High-Resistance Connection Diagnosis in Five-Phase PMSMs Based on the Method of Magnetic Field Pendulous Oscillation and Symmetrical Components

Abstract

An online approach for diagnosing high-resistance connection (HRC) faults in five-phase permanent magnet synchronous motor drives is presented in this article. The development of this approach is based on a so-called “magnetic field pendulous oscillation (MFPO)” technique and symmetrical components method. Under HRC fault condition, a “swing-like” MFPO phenomenon is observed compared to the healthy condition. Furthermore, with the extracted current features in symmetrical components domain, different HRC fault types are successfully identified and distinguished.

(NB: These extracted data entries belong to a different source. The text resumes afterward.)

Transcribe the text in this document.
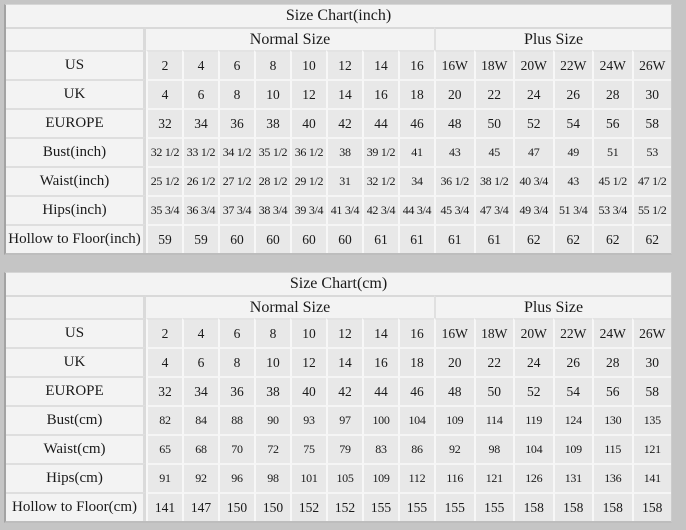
Size Chart(inch)														
	Normal Size								Plus Size					
US	2	4	6	8	10	12	14	16	16W	18W	20W	22W	24W	26W
UK	4	6	8	10	12	14	16	18	20	22	24	26	28	30
EUROPE	32	34	36	38	40	42	44	46	48	50	52	54	56	58
Bust(inch)	32 1/2	33 1/2	34 1/2	35 1/2	36 1/2	38	39 1/2	41	43	45	47	49	51	53
Waist(inch)	25 1/2	26 1/2	27 1/2	28 1/2	29 1/2	31	32 1/2	34	36 1/2	38 1/2	40 3/4	43	45 1/2	47 1/2
Hips(inch)	35 3/4	36 3/4	37 3/4	38 3/4	39 3/4	41 3/4	42 3/4	44 3/4	45 3/4	47 3/4	49 3/4	51 3/4	53 3/4	55 1/2
Hollow to Floor(inch)	59	59	60	60	60	60	61	61	61	61	62	62	62	62
Size Chart(cm)														
	Normal Size								Plus Size					
US	2	4	6	8	10	12	14	16	16W	18W	20W	22W	24W	26W
UK	4	6	8	10	12	14	16	18	20	22	24	26	28	30
EUROPE	32	34	36	38	40	42	44	46	48	50	52	54	56	58
Bust(cm)	82	84	88	90	93	97	100	104	109	114	119	124	130	135
Waist(cm)	65	68	70	72	75	79	83	86	92	98	104	109	115	121
Hips(cm)	91	92	96	98	101	105	109	112	116	121	126	131	136	141
Hollow to Floor(cm)	141	147	150	150	152	152	155	155	155	155	158	158	158	158
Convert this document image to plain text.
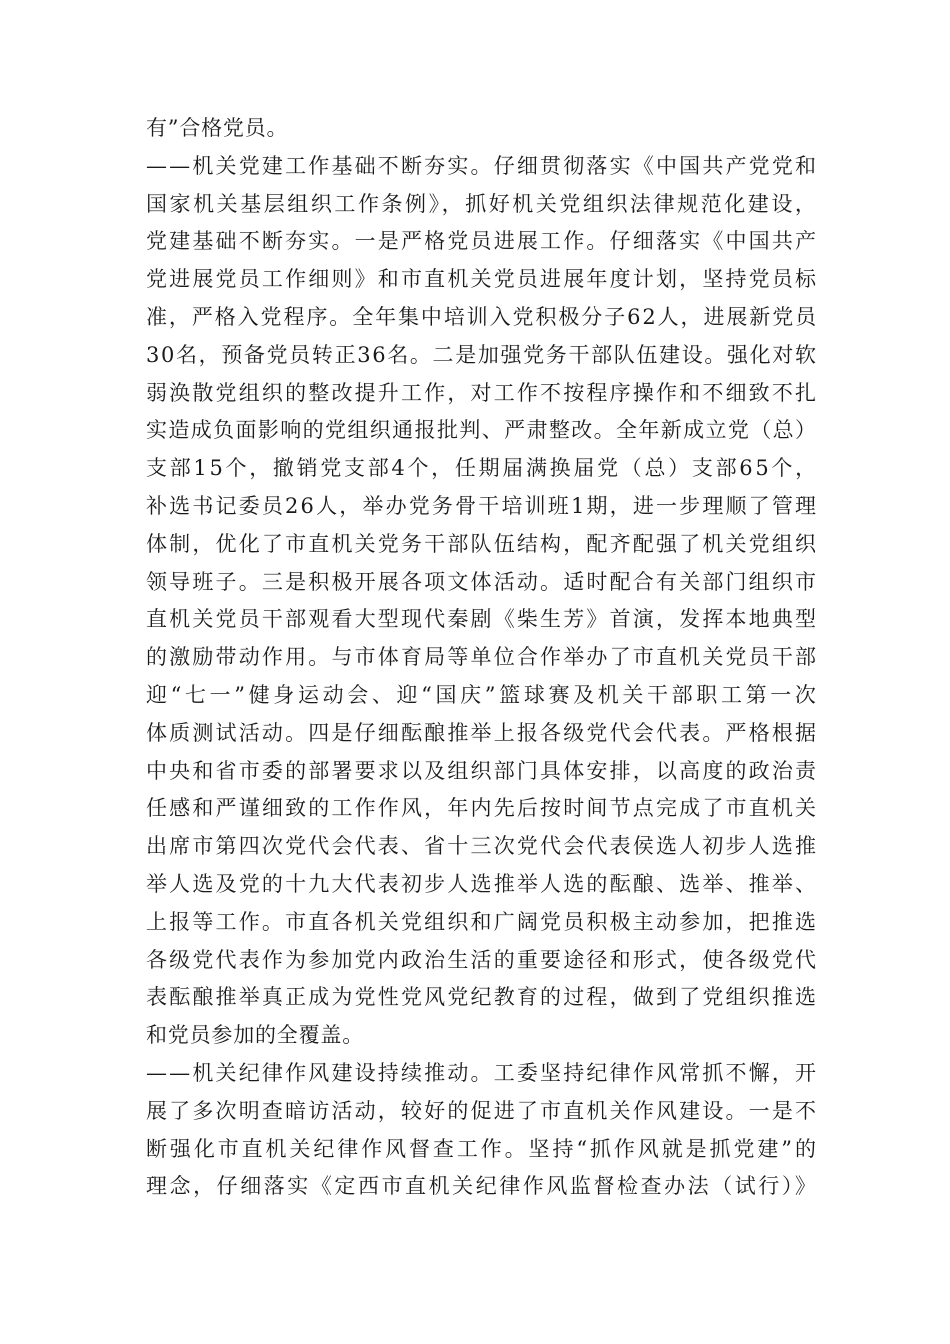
有”合格党员。
——机关党建工作基础不断夯实。仔细贯彻落实《中国共产党党和
国家机关基层组织工作条例》，抓好机关党组织法律规范化建设，
党建基础不断夯实。一是严格党员进展工作。仔细落实《中国共产
党进展党员工作细则》和市直机关党员进展年度计划，坚持党员标
准，严格入党程序。全年集中培训入党积极分子62人，进展新党员
30名，预备党员转正36名。二是加强党务干部队伍建设。强化对软
弱涣散党组织的整改提升工作，对工作不按程序操作和不细致不扎
实造成负面影响的党组织通报批判、严肃整改。全年新成立党（总）
支部15个，撤销党支部4个，任期届满换届党（总）支部65个，
补选书记委员26人，举办党务骨干培训班1期，进一步理顺了管理
体制，优化了市直机关党务干部队伍结构，配齐配强了机关党组织
领导班子。三是积极开展各项文体活动。适时配合有关部门组织市
直机关党员干部观看大型现代秦剧《柴生芳》首演，发挥本地典型
的激励带动作用。与市体育局等单位合作举办了市直机关党员干部
迎“七一”健身运动会、迎“国庆”篮球赛及机关干部职工第一次
体质测试活动。四是仔细酝酿推举上报各级党代会代表。严格根据
中央和省市委的部署要求以及组织部门具体安排，以高度的政治责
任感和严谨细致的工作作风，年内先后按时间节点完成了市直机关
出席市第四次党代会代表、省十三次党代会代表侯选人初步人选推
举人选及党的十九大代表初步人选推举人选的酝酿、选举、推举、
上报等工作。市直各机关党组织和广阔党员积极主动参加，把推选
各级党代表作为参加党内政治生活的重要途径和形式，使各级党代
表酝酿推举真正成为党性党风党纪教育的过程，做到了党组织推选
和党员参加的全覆盖。
——机关纪律作风建设持续推动。工委坚持纪律作风常抓不懈，开
展了多次明查暗访活动，较好的促进了市直机关作风建设。一是不
断强化市直机关纪律作风督查工作。坚持“抓作风就是抓党建”的
理念，仔细落实《定西市直机关纪律作风监督检查办法（试行）》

These fault types include single-phase faults, e.g., HRC fault in phase-A; two-phase nonadjacent faults, e.g., HRC fault in phase-A&C; and two-phase adjacent faults, e.g., HRC fault in phase-A&B. Meanwhile, the localization of the faulty phase/phases is also accomplished, and the fault severity is estimated. In this approach, only sensing of the phase currents is needed. Hence, the implementation cost is very low since the sensory data of the currents are typically already available in the closed-loop vector-controlled drives for control purpose and no additional sensors or related signal conditioning circuits are required. The effectiveness of the presented diagnostic approach is verified by simulations and experimental results.